Lucas: The social panorama can be applied on all issues that involve human relations in some way, which means as conclusion: there are no real limits to its application… Love, hate, belonging, in-group/out-group issues, politics, sales, and social aspects of personality. A major part has to do with the SELF, as the core of our relating to others.

T4g: How is NLP present in your country?
Lucas: In the Netherlands we have had NLP institutes since 1982. Now there are about 50 providing practitioners’ trainings. Regular mental healthcare and academic clinical psychologists have been critical ever since toward NLP and this is a deep rooted problem for the field. But it is easy to understand why this resistance is there… NLP-ers help to keep it alive. Somewhere I don’t mind this so much, If all academic psychologists were enthusiastic about NLP the whole field would be taken into the direction where clinical psychology is now. Let’s say then, that, like in many other countries, NLP is popular between every type of people except academic clinical psychologists.

T4g: Tell us about ‘Points of view in the world of NLP.’
Lucas: Filming is my hobby <smile>. I travel to NLP institutes around the world, and have the chance to know well known NLP-ers since we have been long time colleague. It was a nice and not too difficult project for me.
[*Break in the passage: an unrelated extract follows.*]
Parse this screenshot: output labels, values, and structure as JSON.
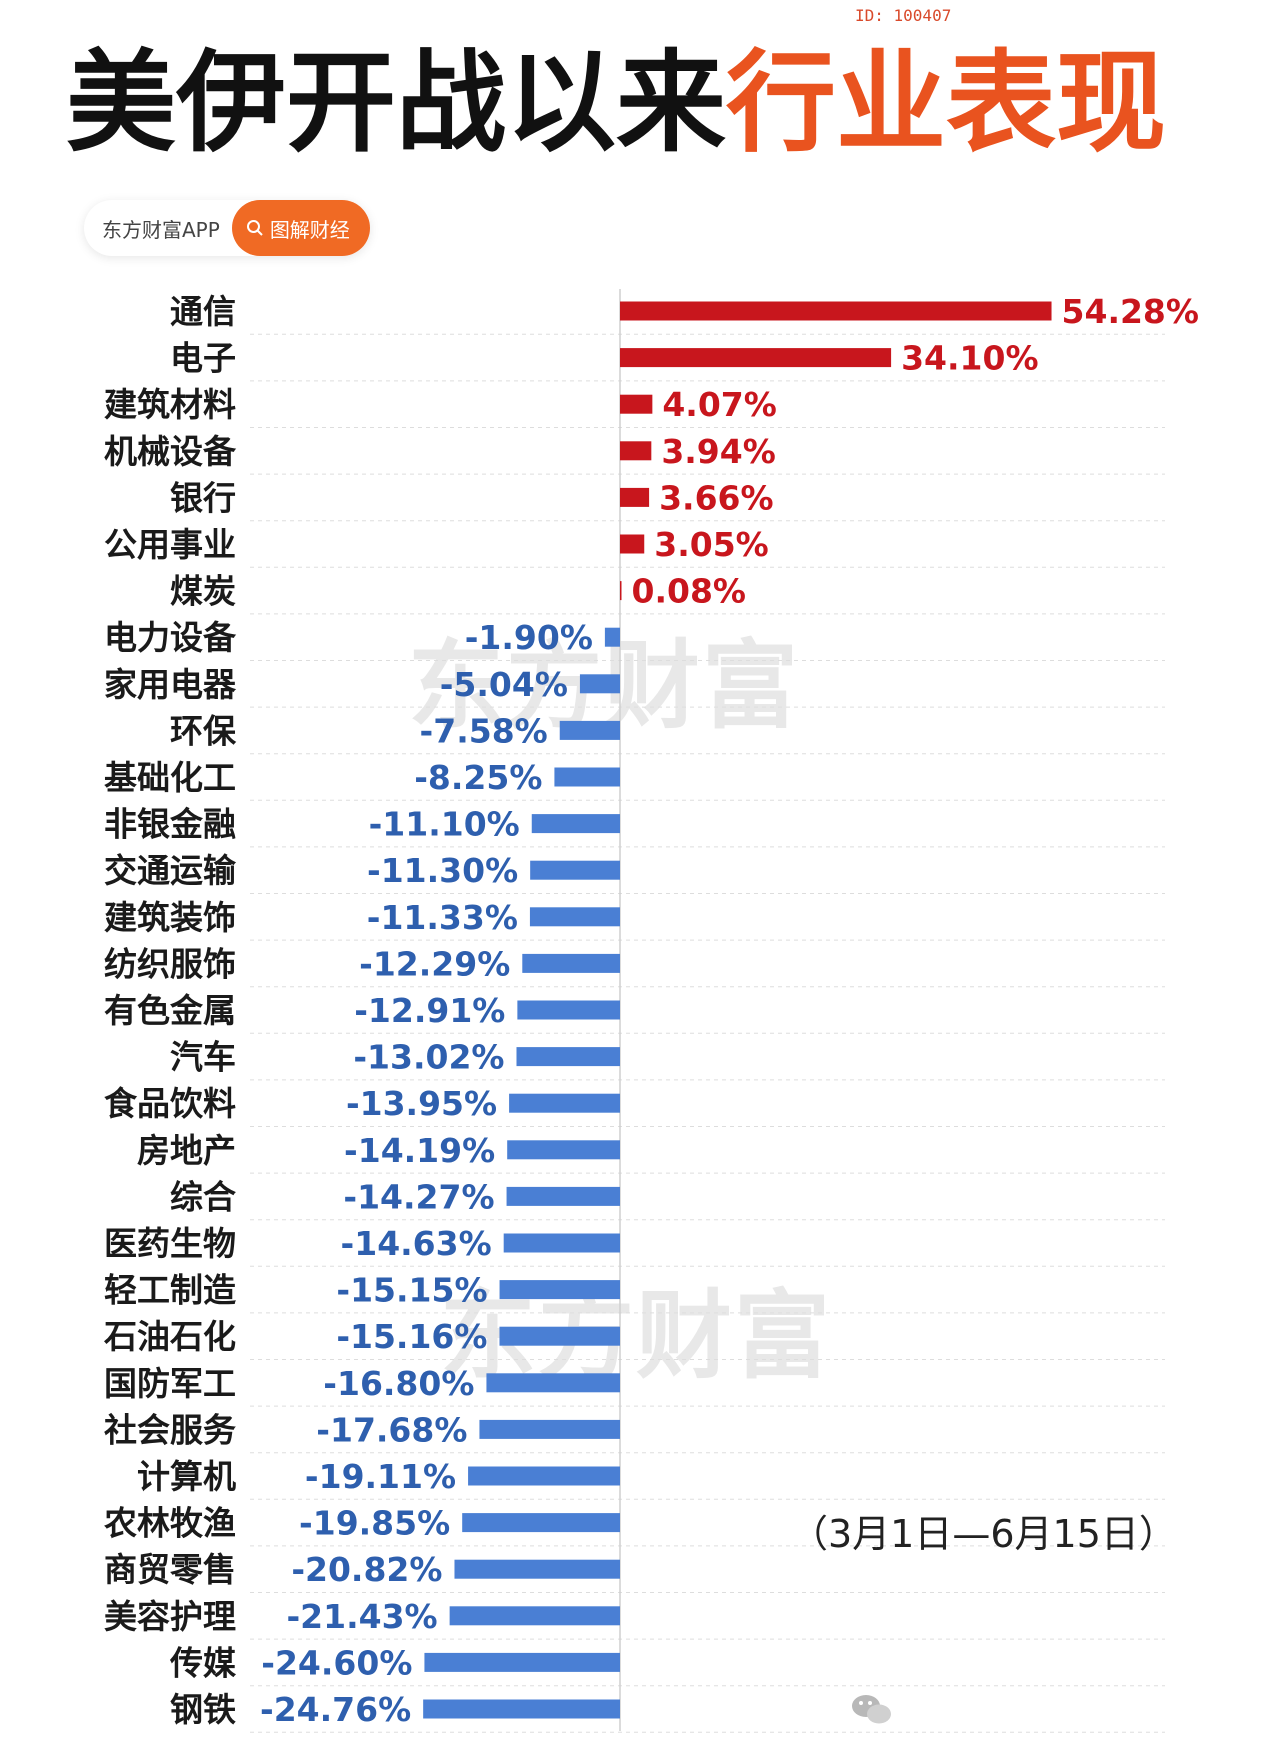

T4g: What about NLP and research?
Lucas: I believe that NLP as a toolbox cannot be evaluated in a scientific manner, because experimental protocols will reduce NLP to something NLP-ers will not consider similar to what they do. On the other hand all the tools can be evaluated separately. And quite often this will not be so difficult since they are well described. The problem of course is, that the conclusion from evaluating one of the tools will never apply to the whole box… and somewhere we will never be able to claim that NLP is tested and works, based on scientific standards. Still I am working at a small test of the social panorama’s basic premises. It is just the sport to get something about it publicized in Social Cognition (journal) <smile>.

T4g: Any specific NLP research you would like to be involved with?
Lucas: I guess… Research that will help to discover new things, and will not be a waste of time in proving NLP efficiency to a sceptical and unwilling academic audience. ..
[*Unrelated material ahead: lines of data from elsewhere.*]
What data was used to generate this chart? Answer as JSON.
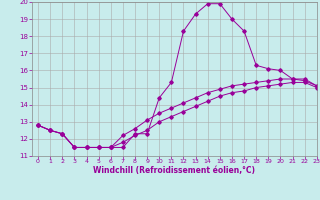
{
  "xlabel": "Windchill (Refroidissement éolien,°C)",
  "background_color": "#c8ecec",
  "line_color": "#990099",
  "ylim": [
    11,
    20
  ],
  "xlim": [
    -0.5,
    23
  ],
  "yticks": [
    11,
    12,
    13,
    14,
    15,
    16,
    17,
    18,
    19,
    20
  ],
  "xticks": [
    0,
    1,
    2,
    3,
    4,
    5,
    6,
    7,
    8,
    9,
    10,
    11,
    12,
    13,
    14,
    15,
    16,
    17,
    18,
    19,
    20,
    21,
    22,
    23
  ],
  "curve1_x": [
    0,
    1,
    2,
    3,
    4,
    5,
    6,
    7,
    8,
    9,
    10,
    11,
    12,
    13,
    14,
    15,
    16,
    17,
    18,
    19,
    20,
    21,
    22,
    23
  ],
  "curve1_y": [
    12.8,
    12.5,
    12.3,
    11.5,
    11.5,
    11.5,
    11.5,
    11.5,
    12.3,
    12.3,
    14.4,
    15.3,
    18.3,
    19.3,
    19.9,
    19.9,
    19.0,
    18.3,
    16.3,
    16.1,
    16.0,
    15.5,
    15.4,
    15.1
  ],
  "curve2_x": [
    0,
    1,
    2,
    3,
    4,
    5,
    6,
    7,
    8,
    9,
    10,
    11,
    12,
    13,
    14,
    15,
    16,
    17,
    18,
    19,
    20,
    21,
    22,
    23
  ],
  "curve2_y": [
    12.8,
    12.5,
    12.3,
    11.5,
    11.5,
    11.5,
    11.5,
    11.8,
    12.2,
    12.5,
    13.0,
    13.3,
    13.6,
    13.9,
    14.2,
    14.5,
    14.7,
    14.8,
    15.0,
    15.1,
    15.2,
    15.3,
    15.3,
    15.0
  ],
  "curve3_x": [
    0,
    1,
    2,
    3,
    4,
    5,
    6,
    7,
    8,
    9,
    10,
    11,
    12,
    13,
    14,
    15,
    16,
    17,
    18,
    19,
    20,
    21,
    22,
    23
  ],
  "curve3_y": [
    12.8,
    12.5,
    12.3,
    11.5,
    11.5,
    11.5,
    11.5,
    12.2,
    12.6,
    13.1,
    13.5,
    13.8,
    14.1,
    14.4,
    14.7,
    14.9,
    15.1,
    15.2,
    15.3,
    15.4,
    15.5,
    15.5,
    15.5,
    15.1
  ]
}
T4g: What would be your next step with NLP?
Lucas: I just follow my fascination… which means no real plans for NLP. Now I am writing about NLP and autism. NLP is in a way autistic social science. People with Asperger syndrom love a systematic structure about what they do not understand intuitively.

T4g: A last comment to conclude?
Lucas: Reflecting on the history and roots of NLP… which is not typical NLP <smile>, since NLP is about looking forward. So reflecting… there is much in NLP’s past that needs to be clarified to get rid of the myths that disable us going into the future, and for me much has to do with the ambiguous role of Richard Bandler as creator-destructor.